New month, same awful Rockies.
The Colorado club that is becoming nearly impossible to watch lost again on Wednesday at loanDepot Park, dropping to 7-23 in the club’s worst-ever 30-game start.
In the 4-1 defeat in Game 2 in Miami, the Rockies wasted a strong outing by Dakota Hudson and, in a familiar refrain, lacked clutch hits. They mustered just four knocks overall, and also committed two errors while making the Marlins, the National League’s other hopeless cellar-dweller, look good.
“We’ve got to keep fighting,” Rockies manager Bud Black told reporters. “The youth on this team is being served. … It’s baptism by fire, and they’re learning it’s hard in the big leagues against big-league pitching.

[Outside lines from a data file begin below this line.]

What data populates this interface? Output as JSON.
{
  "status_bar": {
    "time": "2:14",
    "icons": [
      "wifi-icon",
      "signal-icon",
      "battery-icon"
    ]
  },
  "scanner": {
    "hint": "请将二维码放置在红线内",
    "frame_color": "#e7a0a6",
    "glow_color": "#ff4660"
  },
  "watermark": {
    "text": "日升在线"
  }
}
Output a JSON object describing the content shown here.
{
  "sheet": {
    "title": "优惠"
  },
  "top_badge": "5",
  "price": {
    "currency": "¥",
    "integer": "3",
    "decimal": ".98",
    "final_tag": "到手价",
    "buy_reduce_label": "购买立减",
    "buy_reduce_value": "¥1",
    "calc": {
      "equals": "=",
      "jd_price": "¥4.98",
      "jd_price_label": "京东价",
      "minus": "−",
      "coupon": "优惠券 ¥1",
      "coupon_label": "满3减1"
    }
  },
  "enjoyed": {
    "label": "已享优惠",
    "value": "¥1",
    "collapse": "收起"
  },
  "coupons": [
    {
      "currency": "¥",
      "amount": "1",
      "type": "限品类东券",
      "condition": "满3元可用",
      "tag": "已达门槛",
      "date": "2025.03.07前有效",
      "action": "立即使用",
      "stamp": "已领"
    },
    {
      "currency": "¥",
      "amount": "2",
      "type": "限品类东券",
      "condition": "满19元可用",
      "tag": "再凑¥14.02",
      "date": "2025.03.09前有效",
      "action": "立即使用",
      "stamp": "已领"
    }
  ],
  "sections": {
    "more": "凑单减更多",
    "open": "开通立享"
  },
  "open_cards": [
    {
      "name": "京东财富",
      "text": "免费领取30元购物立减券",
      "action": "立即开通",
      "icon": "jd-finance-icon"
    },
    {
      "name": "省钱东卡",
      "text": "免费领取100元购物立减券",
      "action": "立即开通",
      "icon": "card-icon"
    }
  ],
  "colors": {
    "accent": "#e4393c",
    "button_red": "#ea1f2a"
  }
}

“Both sides, offense and pitching, have to improve to gain some traction.”
Hudson threw 5 2/3 innings, with the damage coming in the fifth off a Luis Arráez RBI single and a Bryan De La Cruz RBI double. After that, Jake Bird got Colorado out of the sixth and threw a scoreless seventh, but then Nick Mears was dinged for two runs in the eighth off Dane Myers’ two-RBI single.
“Hudson had a bit of an uptick in his delivery, a little bit better tempo, and if you noticed a little quick-step and more aggressiveness and momentum through his windup, especially,” Black said. “The fastball had good sink and the breaking ball had good depth to it, and he got a lot of groundballs (with 10), which is his game.”

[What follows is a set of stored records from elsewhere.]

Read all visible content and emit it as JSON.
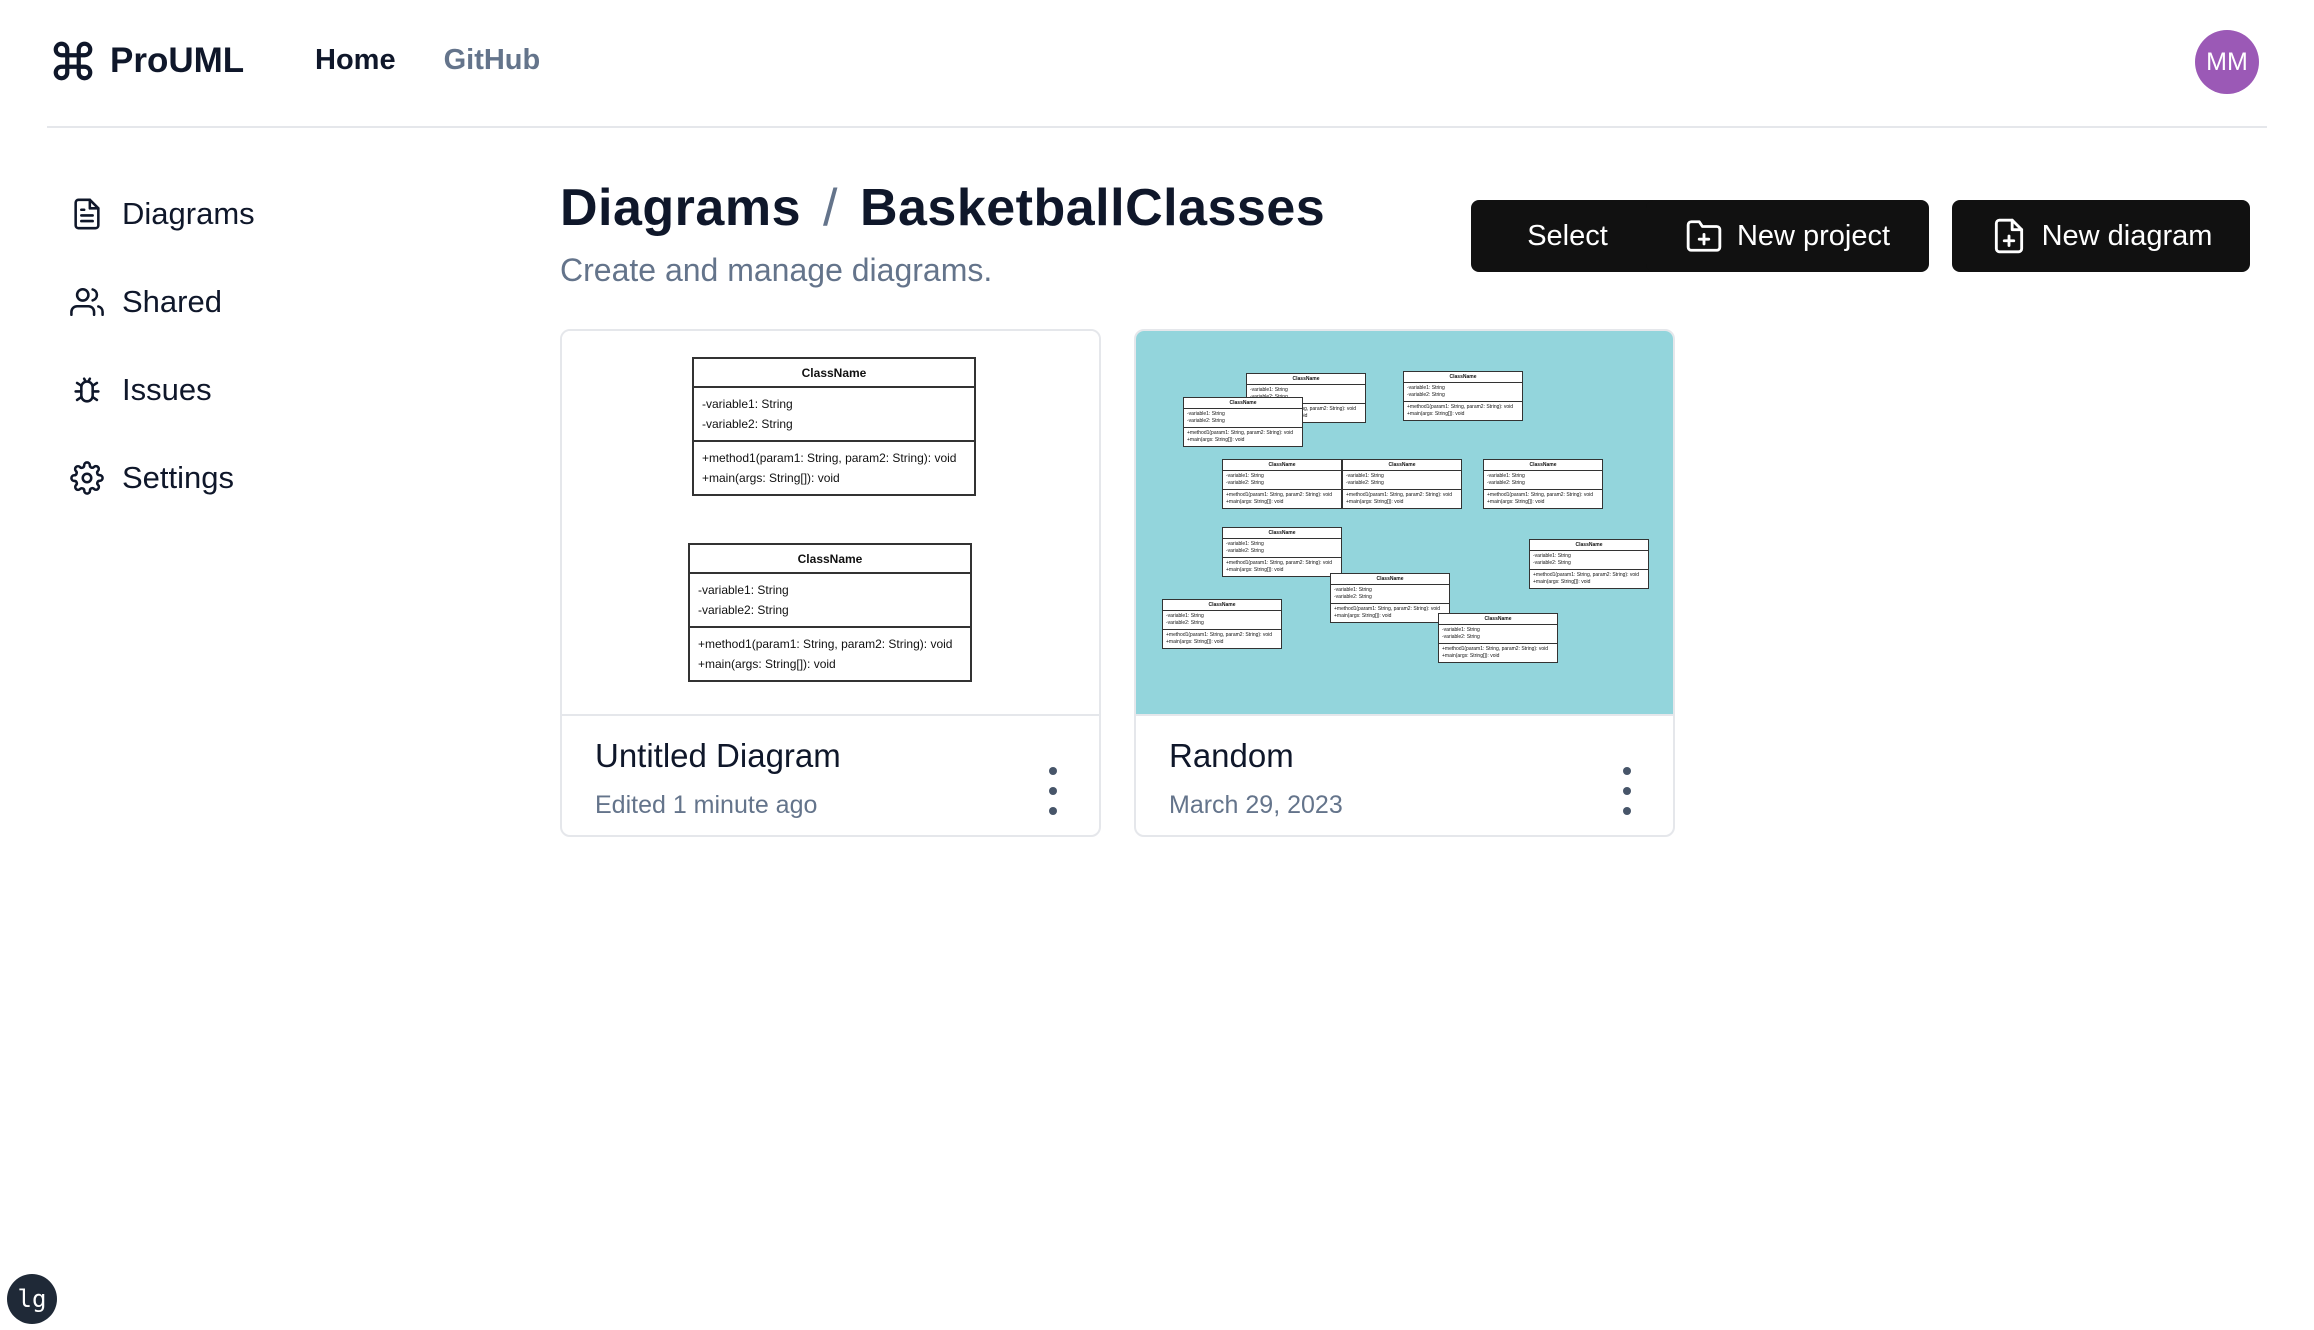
{
  "app": {
    "name": "ProUML",
    "logo_icon": "command-icon"
  },
  "nav": {
    "home": "Home",
    "github": "GitHub"
  },
  "user": {
    "initials": "MM",
    "avatar_color": "#9b59b6"
  },
  "sidebar": {
    "items": [
      {
        "label": "Diagrams",
        "icon": "file-text-icon"
      },
      {
        "label": "Shared",
        "icon": "users-icon"
      },
      {
        "label": "Issues",
        "icon": "bug-icon"
      },
      {
        "label": "Settings",
        "icon": "gear-icon"
      }
    ]
  },
  "page": {
    "breadcrumb_root": "Diagrams",
    "breadcrumb_sep": "/",
    "breadcrumb_current": "BasketballClasses",
    "subtitle": "Create and manage diagrams."
  },
  "actions": {
    "select": "Select",
    "new_project": "New project",
    "new_diagram": "New diagram"
  },
  "cards": [
    {
      "name": "Untitled Diagram",
      "meta": "Edited 1 minute ago",
      "thumb_bg": "#ffffff"
    },
    {
      "name": "Random",
      "meta": "March 29, 2023",
      "thumb_bg": "#93d5dc"
    }
  ],
  "uml": {
    "class_name": "ClassName",
    "var1": "-variable1: String",
    "var2": "-variable2: String",
    "method1": "+method1(param1: String, param2: String): void",
    "main": "+main(args: String[]): void"
  },
  "badge": "lg"
}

As Miami plated those four runs, all the Rockies offense could muster was Elias Diaz’s RBI groundout in the sixth. Colorado only had one extra-base hit, a double by Ryan McMahon in the sixth, and was 0 for 4 with runners in scoring position.

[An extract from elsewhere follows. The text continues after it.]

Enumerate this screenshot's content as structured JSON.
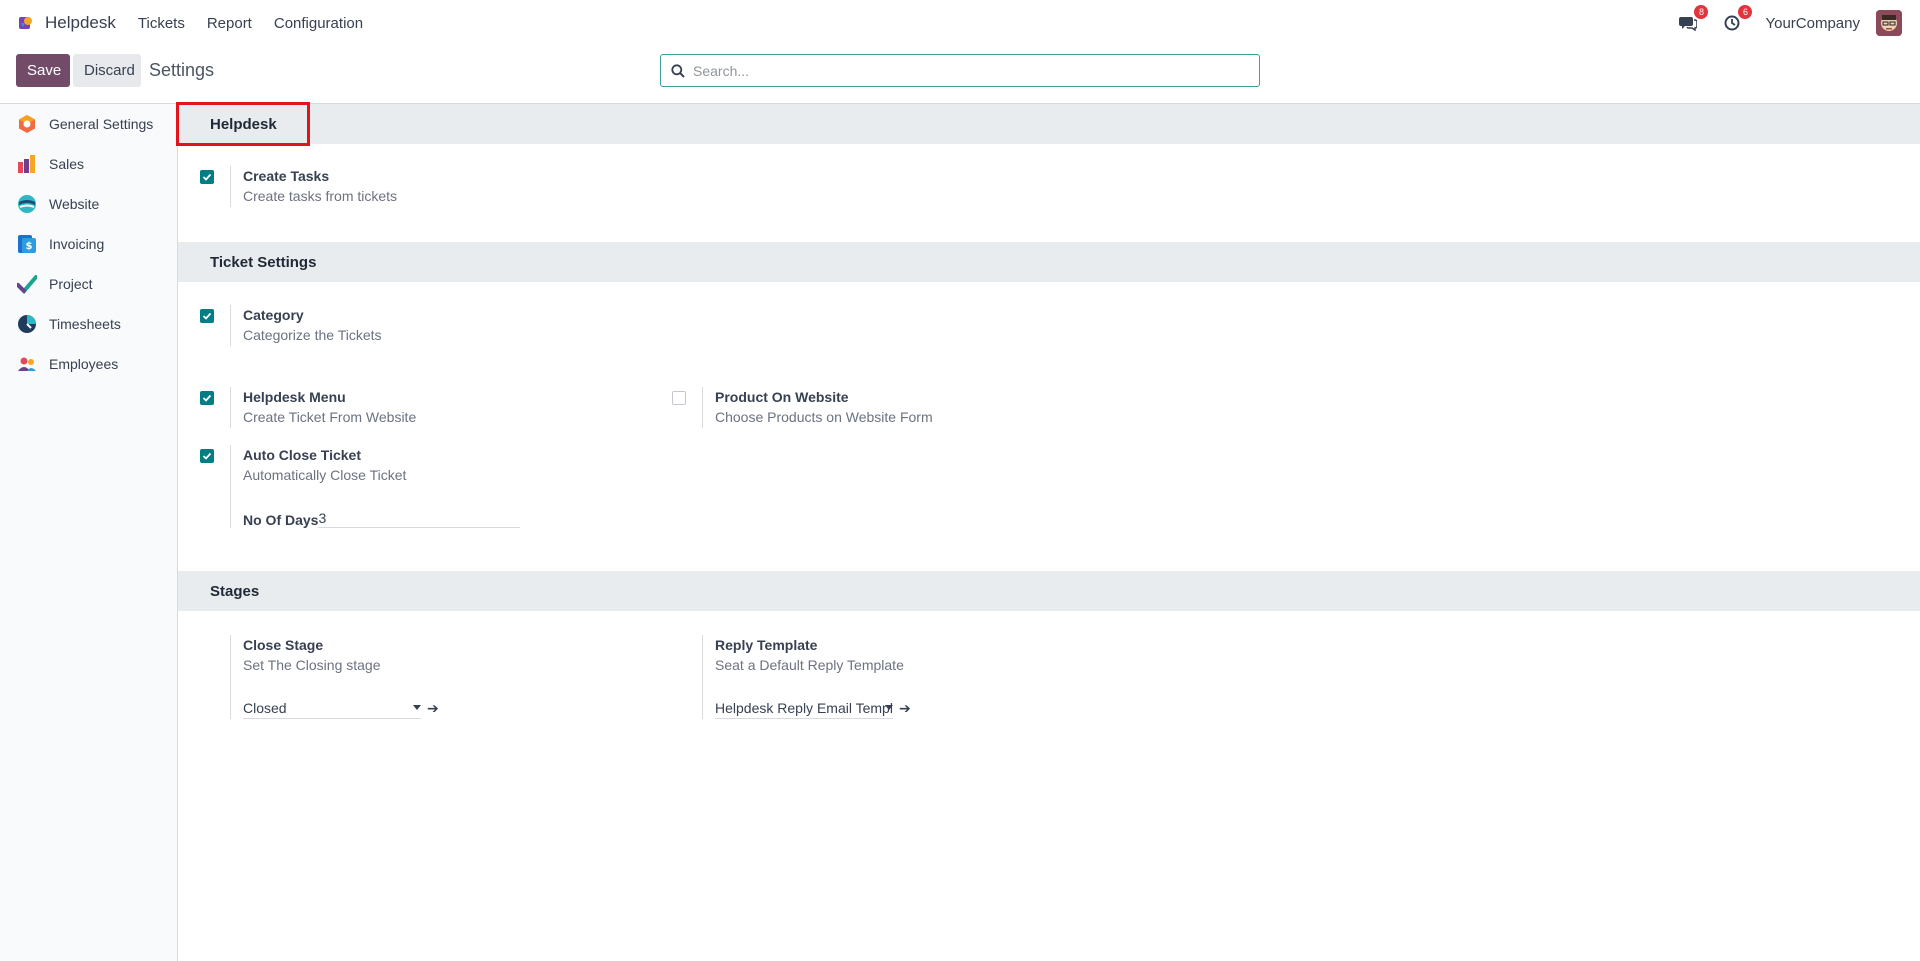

Miami starter Roddery Muñoz finished with one earned run in six innings, with three hits and two walks to seven strikeouts.
“He had a pretty good arm,” Black said. “His ball-strike ratio was great, and coming in based off our scouting report, we knew he could pretty erratic. But he wasn’t. He had a good, live fastball that kept us honest, and the pitches that got us (off-balance) was a cutter and the slider.”
With the defeat, Colorado lost another series, giving the Rockies nine series defeats and one series split in 10 tries. That extends the longest stretch to open a season without winning a series in franchise history.
In Wednesday’s loss, the Rockies — who on Tuesday became the first team in baseball’s modern era to trail in each of its first 29 games while blowing a 5-0 ninth-inning lead in the series opener — matched another franchise low.
By trailing in all 30 games this year, this club tied the Colorado record for trailing in consecutive games at any point in a season, set in a dismal stretch from June 15 to July 20 in 1998.
Next up on the infamy checklist: Colorado is approaching the franchise record for games without a consecutive win, set at 35 in May and June in 2022. The Rockies now have the worst record in the National League.
The series concludes with a matinee on Thursday before the Rockies head to Pittsburgh to finish their road trip.